Conservation biologists and practitioners increasingly recognize the need to take a multi-disciplinary approach involving ecological, political, economic, and social science to address today’s most pressing conservation problems. Consistent with this recognition, there have been a number of recent papers addressing the need to understand and focus on socio-ecological systems (coupled human-natural systems) in planning and implementing conservation programs. Conservation science is the application of a multi-disciplinary science approach to address conservation problems that have both ecological and human well-being (HWB) components. There has been considerable debate over the degree to which conservation initiatives should consider both ecological and HWB goals, how this can best be accomplished (e.g., the integration of biodiversity conservation and ecosystem services), and what the tradeoffs are in so doing. Here we focus on the methods, tools, and analyses that conservation scientists can use to contribute to both biodiversity conservation and human well-being. We demonstrate how these tools are being applied through multi-disciplinary working groups in a new science synthesis initiative – Science for Nature and People – and through ongoing conservation initiatives.

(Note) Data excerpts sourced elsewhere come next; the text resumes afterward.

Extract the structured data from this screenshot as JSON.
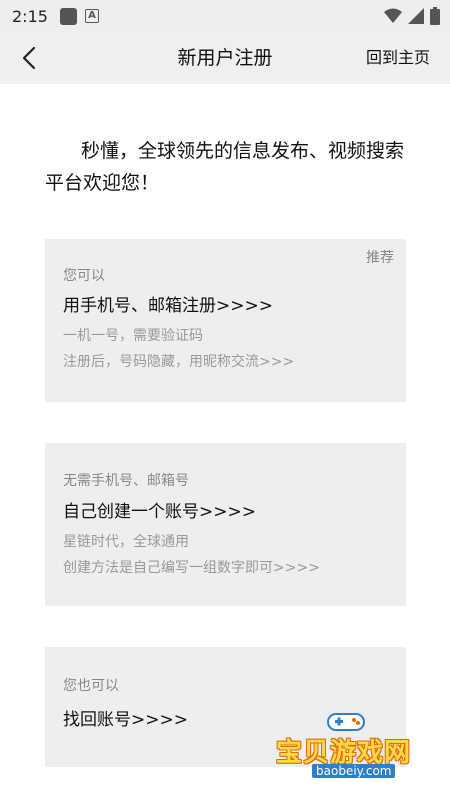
{
  "status": {
    "time": "2:15"
  },
  "header": {
    "title": "新用户注册",
    "home_label": "回到主页"
  },
  "intro": "秒懂，全球领先的信息发布、视频搜索平台欢迎您！",
  "cards": [
    {
      "tag": "推荐",
      "lead": "您可以",
      "main": "用手机号、邮箱注册>>>>",
      "subs": [
        "一机一号，需要验证码",
        "注册后，号码隐藏，用昵称交流>>>"
      ]
    },
    {
      "lead": "无需手机号、邮箱号",
      "main": "自己创建一个账号>>>>",
      "subs": [
        "星链时代，全球通用",
        "创建方法是自己编写一组数字即可>>>>"
      ]
    },
    {
      "lead": "您也可以",
      "main": "找回账号>>>>"
    }
  ],
  "watermark": {
    "text": "宝贝游戏网",
    "url": "baobeiy.com"
  }
}
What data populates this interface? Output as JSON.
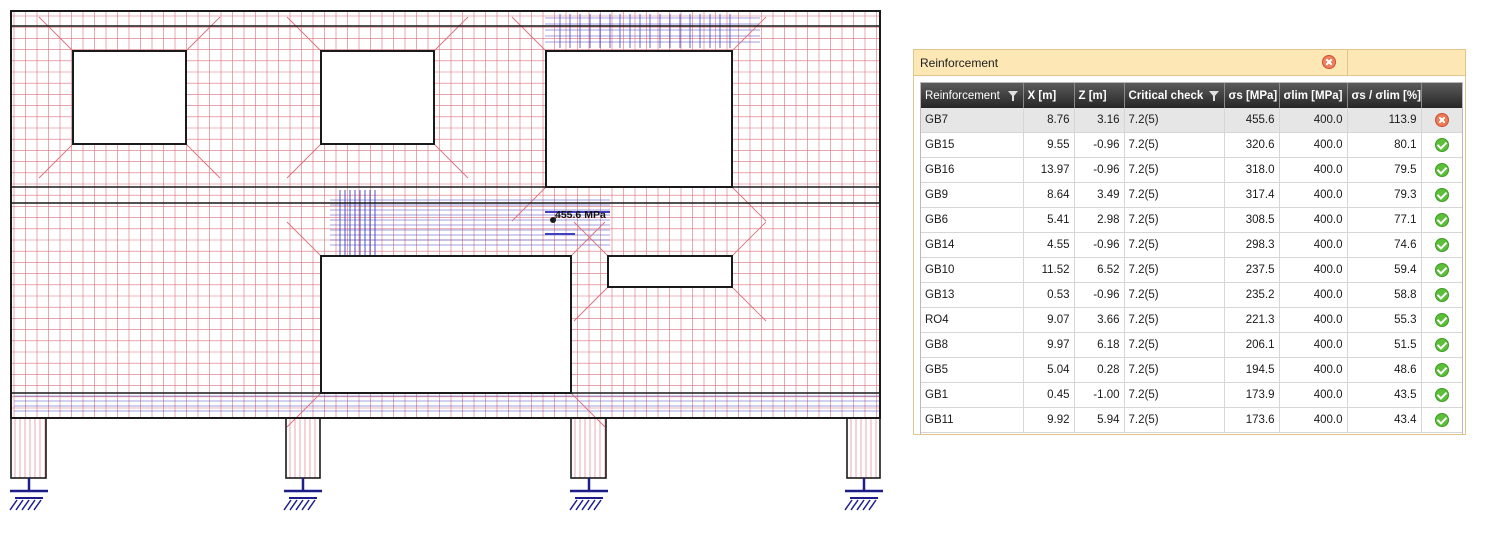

Conservation scientists use a number of well-developed methods, tools, and frameworks to design and implement conservation projects that pursue both ecological and HWB goals. Among the most important of these are: 1) developing conceptual models of socio-ecological systems, 2) establishing measurable project objectives for both nature conservation and HWB, 3) applying multi-objective analytical approaches, 4) strategy mapping, 5) analyzing return-on-investment of different strategies to understand tradeoffs, 6) examining scenario analyses in situations with high uncertainty, and 7) documenting the evidence for the degree to which various strategies and actions are likely to succeed. We demonstrate the use of these approaches in multi-disciplinary working groups addressing water security in Latin American cities, data limitations in assessing marine fisheries stocks, the use of natural coastal ecosystems in reducing risks to human and natural communities, and REDD (Reduced Emissions from Deforestation and Forest Degradation) projects. Although it is clear that the tools and methods of conservation science can contribute to both nature conservation and HWB, the evidence for those contributions remains limited at best, and much work remains in designing conservation projects that demonstrate the evidence for a range of interventions.